Shultz, the highest-ranking American to visit the frontier, listened to refugees’ stories of alleged atrocities committed by Vietnamese troops in Cambodia as he toured the site.
The refugees displayed a large white banner which read: ″We have manpower. We need arms and education. U.S. AID, please help us turn Vietnamese killing fields to Cambodian farming fields. We want to go home. God bless America.″
Other placards, all in English, asked for weapons and said Shultz’ visit gave the refugees hope.
Shultz is to travel by helicopter along the border where he will tour a refugee processing center, a refugee camp and frontline Thai positions.
Shultz arrived at the frontier from Bangkok where he Monday condemned the Vietnamese military presence in Cambodia and the suffering he said it had brought along the Thai-Cambodian frontier.
″I know you’re all very well aware of the strategic and political implications of the Vietnamese occupation of Cambodia, and you are also aware of the Soviet support that makes it possible,″ he said on his arrival in Thailand for a week-long visit to Southeast Asia. ″You know also of its arrogant and illegal nature.″
Shultz later met with Thailand’s Prime Minister Prem Tinsulanonda, acting Foreign Minister Praphas Limpabandhu, several top economic officials and three leaders of non-communist Cambodian resistance groups.
A State Department official travelling with Shultz declined comment on a Washington Post report Monday that said the CIA has provided ″non-lethal″ aid to two of the non-communist groups since 1982.
The United States provides about $16 million annually to the international effort to aid Cambodian refugees along the border. A bill before Congress would funnel $5 million in economic aid to the non-communist guerrilla groups allied with the communist Khmer Rouge in a coalition government in exile.
Prem expressed appreciation for Washington’s aid to Thailand, which has included accelerated weapons deliveries, diplomatic backing and a letter from President Reagan during Vietnam’s border offensive last April.

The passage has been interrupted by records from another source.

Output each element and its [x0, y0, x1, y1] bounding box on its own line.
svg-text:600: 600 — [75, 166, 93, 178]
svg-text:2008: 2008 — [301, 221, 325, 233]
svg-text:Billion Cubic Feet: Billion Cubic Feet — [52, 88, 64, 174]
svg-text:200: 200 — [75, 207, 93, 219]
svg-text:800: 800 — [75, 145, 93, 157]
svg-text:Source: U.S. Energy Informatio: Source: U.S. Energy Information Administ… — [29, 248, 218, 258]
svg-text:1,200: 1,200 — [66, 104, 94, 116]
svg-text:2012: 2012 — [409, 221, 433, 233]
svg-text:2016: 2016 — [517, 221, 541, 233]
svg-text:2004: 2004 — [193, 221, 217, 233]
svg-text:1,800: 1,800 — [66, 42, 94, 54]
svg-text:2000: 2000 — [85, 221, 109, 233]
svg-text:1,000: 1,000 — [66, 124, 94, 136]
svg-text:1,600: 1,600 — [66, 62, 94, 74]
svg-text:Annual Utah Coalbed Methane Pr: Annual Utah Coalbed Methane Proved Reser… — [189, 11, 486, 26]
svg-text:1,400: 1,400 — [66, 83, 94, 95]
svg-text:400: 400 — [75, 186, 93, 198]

Thai and Vietnamese forces have clashed more than 20 times along the border since last November, and the Foreign Ministry says 101 Thais were killed in the fighting.
Shultz took a tough’ position regarding Vietnamese troops in Cambodia even though Vietnam announced it would hand over the remains of 26 Americans killed in the Vietnam War.
He told Prem that Washington regards the issue of the missing American servicemen as separate from other problems with Vietnam, according to a state department official. The official could not be identified by name under the rules of the briefing.
In Washington, State Department spokesman Edward Djerejian said the United States was ″very pleased″ at Vietnam’s promise to transfer the remains, and appreciates the ″concrete demonstration″ of its commitment to resolve the issue.
Shultz is expected to support proposals under discussion by foreign ministers of the Association of Southeast Asian Nations to negotiate a settlement to the Vietnamese intervention in Cambodia. The ASEAN ministers will end a two-day conference in Kuala Lumpur on Tuesday. Shultz will fly there Wednesday for talks with the ASEAN members.
The ASEAN nations are Thailand, Indonesia, Malaysia, Singapore, the Philippines and Brunei.
The only significant difference that emerged between the Thai and U.S. officials was trade, the State Department official said.
He said the Thais were ″extremely nervous″ about U.S. protectionism and expressed appreciation for the Reagan administration’s efforts to blunt such moves in Congress.
Finance Minister Sommai Hoontrakul told reporters that the Shultz group was given a 12-page letter asking for the Reagan Administration’s help in solving bilateral trade problems.
U.S. statistics show the United States had a $300 million trade deficit with Thailand last year. The Thais are fearful a bill now before Congress would drastically cut their exports of textile to the United States.